Os índices, talvez os primeiros signos utilizados pelo homem, têm uma relação com contigüidade com a coisa representada. Ou seja, como sempre vemos um e outro juntos, passamos a associar uma coisa a outra. Por exemplo, como vemos sempre fogo e fumaça, logo associamos que onde há fumaça, há fogo. A fumaça virou índice do fogo. 

Os detetives trabalham essencialmente com índices: as pegadas no barro e a impressão são índices de que o ladrão fugiu por um determinado local. A pegada também pode ser um índice do tamanho do ladrão (uma pegada grande é índice de um homem alto, uma pegada pequena é índice de um homem baixo). 
A seguir, temos os ícones. 
Os ícones são signos que guardam uma relação de semelhança com a coisa representada. São o tipo de signo mais fácil de ser reconhecido. Não é necessário qualquer tipo de treinamento para identificar uma foto de um cachorro. Basta ter já visto um cachorro antes. Exemplos de ícones são fotos, desenhos, estátuas, filmes, imagens de TV. Um tipo especial de palavras também é considerada ícone: as onomatopéias, que representam os sons das coisas e dos animais.

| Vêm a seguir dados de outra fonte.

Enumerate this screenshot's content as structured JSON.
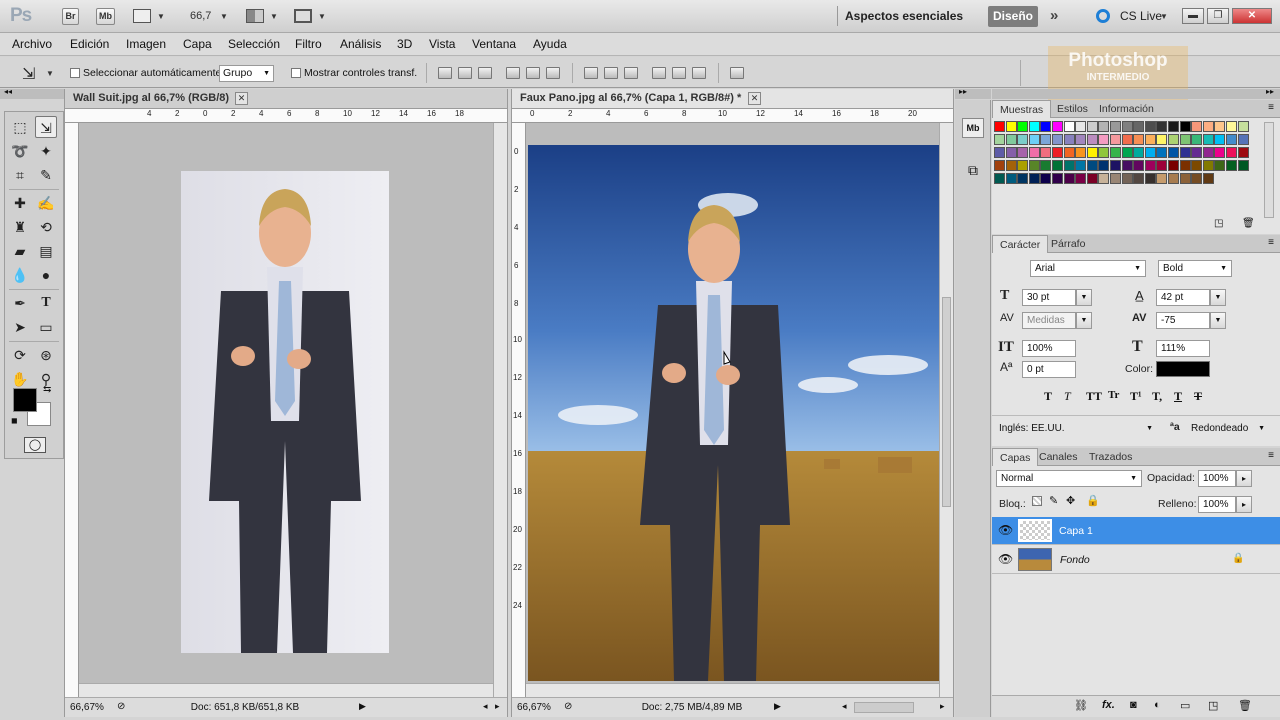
{
  "titlebar": {
    "logo": "Ps",
    "br": "Br",
    "mb": "Mb",
    "zoom": "66,7",
    "workspace_essentials": "Aspectos esenciales",
    "workspace_design": "Diseño",
    "more": "»",
    "cs_live": "CS Live"
  },
  "menu": [
    "Archivo",
    "Edición",
    "Imagen",
    "Capa",
    "Selección",
    "Filtro",
    "Análisis",
    "3D",
    "Vista",
    "Ventana",
    "Ayuda"
  ],
  "options": {
    "auto_select_label": "Seleccionar automáticamente:",
    "auto_select_value": "Grupo",
    "show_transform_label": "Mostrar controles transf."
  },
  "watermark": {
    "line1": "Photoshop",
    "line2": "INTERMEDIO"
  },
  "doc1": {
    "title": "Wall Suit.jpg al 66,7% (RGB/8)",
    "zoom": "66,67%",
    "doc_info": "Doc: 651,8 KB/651,8 KB",
    "ruler_labels": [
      "4",
      "2",
      "0",
      "2",
      "4",
      "6",
      "8",
      "10",
      "12",
      "14",
      "16",
      "18"
    ]
  },
  "doc2": {
    "title": "Faux Pano.jpg al 66,7% (Capa 1, RGB/8#) *",
    "zoom": "66,67%",
    "doc_info": "Doc: 2,75 MB/4,89 MB",
    "ruler_labels": [
      "0",
      "2",
      "4",
      "6",
      "8",
      "10",
      "12",
      "14",
      "16",
      "18",
      "20"
    ],
    "vruler_labels": [
      "0",
      "2",
      "4",
      "6",
      "8",
      "10",
      "12",
      "14",
      "16",
      "18",
      "20",
      "22",
      "24"
    ]
  },
  "swatches_panel": {
    "tabs": [
      "Muestras",
      "Estilos",
      "Información"
    ],
    "colors": [
      "#ff0000",
      "#ffff00",
      "#00ff00",
      "#00ffff",
      "#0000ff",
      "#ff00ff",
      "#ffffff",
      "#e6e6e6",
      "#cccccc",
      "#b3b3b3",
      "#999999",
      "#808080",
      "#666666",
      "#4d4d4d",
      "#333333",
      "#1a1a1a",
      "#000000",
      "#f7977a",
      "#fbad82",
      "#fdc68c",
      "#fff799",
      "#c6df9c",
      "#a4d49d",
      "#81ca9d",
      "#7bcdc9",
      "#6ccff7",
      "#7ca6d8",
      "#8293ca",
      "#8881be",
      "#a286bd",
      "#bc8cbf",
      "#f49bc1",
      "#f5999d",
      "#f16c4d",
      "#f68e54",
      "#fbaf5a",
      "#fff467",
      "#acd372",
      "#7dc473",
      "#39b778",
      "#16bcb4",
      "#00bff3",
      "#438ccb",
      "#5573b7",
      "#5e5ca7",
      "#855fa8",
      "#a763a9",
      "#ef6ea8",
      "#f16d7e",
      "#ee1d24",
      "#f16522",
      "#f7941d",
      "#fff100",
      "#8fc63d",
      "#37b44a",
      "#00a650",
      "#00a99e",
      "#00aeef",
      "#0072bc",
      "#0054a5",
      "#2f3192",
      "#652c91",
      "#91278f",
      "#ed008c",
      "#ee105a",
      "#9d0a0f",
      "#a1410d",
      "#a36209",
      "#aba000",
      "#588528",
      "#197b30",
      "#007236",
      "#00736a",
      "#0076a4",
      "#004a80",
      "#003370",
      "#1d1363",
      "#450e61",
      "#62055f",
      "#9e005c",
      "#9d0039",
      "#790000",
      "#7b3000",
      "#7c4900",
      "#827a00",
      "#3e6617",
      "#045f20",
      "#005824",
      "#005951",
      "#005b7e",
      "#003562",
      "#002056",
      "#0c004b",
      "#30004a",
      "#4b0048",
      "#7a0045",
      "#7a0026",
      "#c7b299",
      "#998675",
      "#736357",
      "#534741",
      "#37302d",
      "#c69c6d",
      "#a77c50",
      "#8c6239",
      "#754c24",
      "#603913"
    ]
  },
  "character_panel": {
    "tabs": [
      "Carácter",
      "Párrafo"
    ],
    "font_family": "Arial",
    "font_style": "Bold",
    "size": "30 pt",
    "leading": "42 pt",
    "kerning": "Medidas",
    "tracking": "-75",
    "vscale": "100%",
    "hscale": "111%",
    "baseline": "0 pt",
    "color_label": "Color:",
    "text_color": "#000000",
    "style_buttons": [
      "T",
      "T",
      "TT",
      "Tr",
      "T¹",
      "T,",
      "T",
      "T"
    ],
    "language": "Inglés: EE.UU.",
    "aa_icon": "ªa",
    "antialias": "Redondeado"
  },
  "layers_panel": {
    "tabs": [
      "Capas",
      "Canales",
      "Trazados"
    ],
    "blend_mode": "Normal",
    "opacity_label": "Opacidad:",
    "opacity": "100%",
    "lock_label": "Bloq.:",
    "fill_label": "Relleno:",
    "fill": "100%",
    "layers": [
      {
        "name": "Capa 1",
        "selected": true
      },
      {
        "name": "Fondo",
        "selected": false
      }
    ]
  }
}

Os símbolos são signos muito mais complexos. Imagina-se que eles só tenham surgido em uma fase mais avançada da civilização humana. Os símbolos não guardam qualquer relação de semelhança ou de contigüidade com a coisa representada. A relação é puramente cultural e arbitrárias. Para compreender um símbolo, é necessário aprender o que ele significa. As palavras, por exemplo. Para compreender que o conjunto de sinais PEDRA significa a coisa pedra, preciso ter sido alfabetizado, ou seja, passado por um treinamento.
Conta-se a história de um monge budista que, ao entrar em uma igreja católica, ficou chocado com aquela imagem de um homem sendo torturado. Ele codificou a cruz como um instrumento de tortura, e não como símbolo da fé cristã. 

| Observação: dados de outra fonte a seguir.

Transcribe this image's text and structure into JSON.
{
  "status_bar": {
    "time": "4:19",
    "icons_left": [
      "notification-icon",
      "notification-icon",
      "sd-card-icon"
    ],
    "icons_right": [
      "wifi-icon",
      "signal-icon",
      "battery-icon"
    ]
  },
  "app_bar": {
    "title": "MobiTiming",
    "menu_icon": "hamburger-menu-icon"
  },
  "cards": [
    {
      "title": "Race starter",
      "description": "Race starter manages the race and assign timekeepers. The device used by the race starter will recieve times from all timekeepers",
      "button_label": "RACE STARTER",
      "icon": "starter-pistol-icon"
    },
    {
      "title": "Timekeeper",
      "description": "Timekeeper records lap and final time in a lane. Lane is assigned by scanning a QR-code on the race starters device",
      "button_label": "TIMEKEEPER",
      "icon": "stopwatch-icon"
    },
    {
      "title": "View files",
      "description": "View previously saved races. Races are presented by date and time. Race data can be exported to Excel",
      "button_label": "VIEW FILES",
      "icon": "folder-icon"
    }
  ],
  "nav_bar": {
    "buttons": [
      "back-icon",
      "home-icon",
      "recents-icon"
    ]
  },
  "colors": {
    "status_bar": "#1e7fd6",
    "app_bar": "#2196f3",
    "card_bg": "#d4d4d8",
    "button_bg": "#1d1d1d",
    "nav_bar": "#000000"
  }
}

São exemplos de símbolos as palavras, os símbolos matemáticos, os símbolos químicos, as bandeiras de países e clubes. Já se falou de coisas que podem ganhar o status de símbolo. É o caso do Tucano, que representa o Partido da Social Democracia Brasileira (PSDB), ou a estrela, que simboliza o Partido dos Trabalhadores (PT). 

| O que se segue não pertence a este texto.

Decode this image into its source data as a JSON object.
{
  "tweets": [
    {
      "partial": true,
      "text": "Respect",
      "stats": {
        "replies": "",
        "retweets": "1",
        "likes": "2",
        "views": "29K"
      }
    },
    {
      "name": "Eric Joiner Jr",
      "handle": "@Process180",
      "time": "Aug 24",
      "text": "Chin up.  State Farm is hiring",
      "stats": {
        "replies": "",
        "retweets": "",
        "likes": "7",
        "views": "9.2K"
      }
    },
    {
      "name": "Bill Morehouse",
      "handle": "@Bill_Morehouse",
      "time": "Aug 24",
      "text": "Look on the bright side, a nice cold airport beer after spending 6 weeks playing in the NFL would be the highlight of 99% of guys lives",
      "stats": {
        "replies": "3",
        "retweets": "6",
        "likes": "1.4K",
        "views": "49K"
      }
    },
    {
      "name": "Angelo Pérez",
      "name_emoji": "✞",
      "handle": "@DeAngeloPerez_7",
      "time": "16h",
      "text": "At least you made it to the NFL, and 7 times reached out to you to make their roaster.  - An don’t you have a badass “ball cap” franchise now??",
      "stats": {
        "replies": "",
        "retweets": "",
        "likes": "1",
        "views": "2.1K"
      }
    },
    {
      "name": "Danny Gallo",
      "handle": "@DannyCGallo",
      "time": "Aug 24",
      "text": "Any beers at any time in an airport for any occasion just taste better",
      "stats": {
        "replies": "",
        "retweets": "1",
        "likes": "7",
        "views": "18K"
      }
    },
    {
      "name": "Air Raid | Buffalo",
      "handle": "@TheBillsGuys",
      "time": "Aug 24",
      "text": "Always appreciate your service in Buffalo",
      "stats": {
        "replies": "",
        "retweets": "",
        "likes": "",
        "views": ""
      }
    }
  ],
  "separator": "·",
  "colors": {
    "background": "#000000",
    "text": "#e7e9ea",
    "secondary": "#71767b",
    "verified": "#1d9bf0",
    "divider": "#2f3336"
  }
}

Os símbolos são criados no momento da criação do código. É o código que diz os sinais que são válidos e os que não são. É também o código que nos diz como os símbolos devem se relacionar entre si.
Às vezes um signo pode ter mais de uma classificação. É o caso da cruz. Ela é um ícone (de um homem sendo torturado), um símbolo (da fé cristã) e pode ser um índice (quando chegamos em uma cidade e queremos saber onde fica a igreja).
Por outro lado, é possível que um símbolo tenha características de ícone. É o caso de uma poesia sobre a chuva em que as letras vão caindo como gotas de chuva. 
As logomarcas das empresas normalmente são símbolos que apresentam características de ícones. Isso é feito para que a compreensão da mensagem seja mais rápida e funciona tão bem que até mesmo crianças que ainda não foram alfabetizadas conseguem ler logomarcas. Elas lêm visualmente.
As letras da Coca-cola, por exemplo, procuram reproduzir as curvas da garrafinha. A rede Globo tem, na sua logomarca, o famoso símbolo visual que é um globo no formato de TV com um globo dentro. Ou seja, o planeta dentro da TV.
Também acontece de um signo contaminar o outro e passar suas características para ele. Essa contaminação pode ocorrer por similaridade ou contigüidade. Dois signos semelhantes podem transferir seu significado um para o outro. Ao ver uma foto de um tigre, uma criança pode achar que se trata de um gato, devido à semelhança dos dois.
A contigüidade ocorre quando colocamos dois signos próximos um do outro. A foto de um político encimada pela palavra LADRÃO dará a entender que o político é desonesto. Fotos de pessoas junto à palavra FELICIDADE darão a entender que essas pessoas são felizes.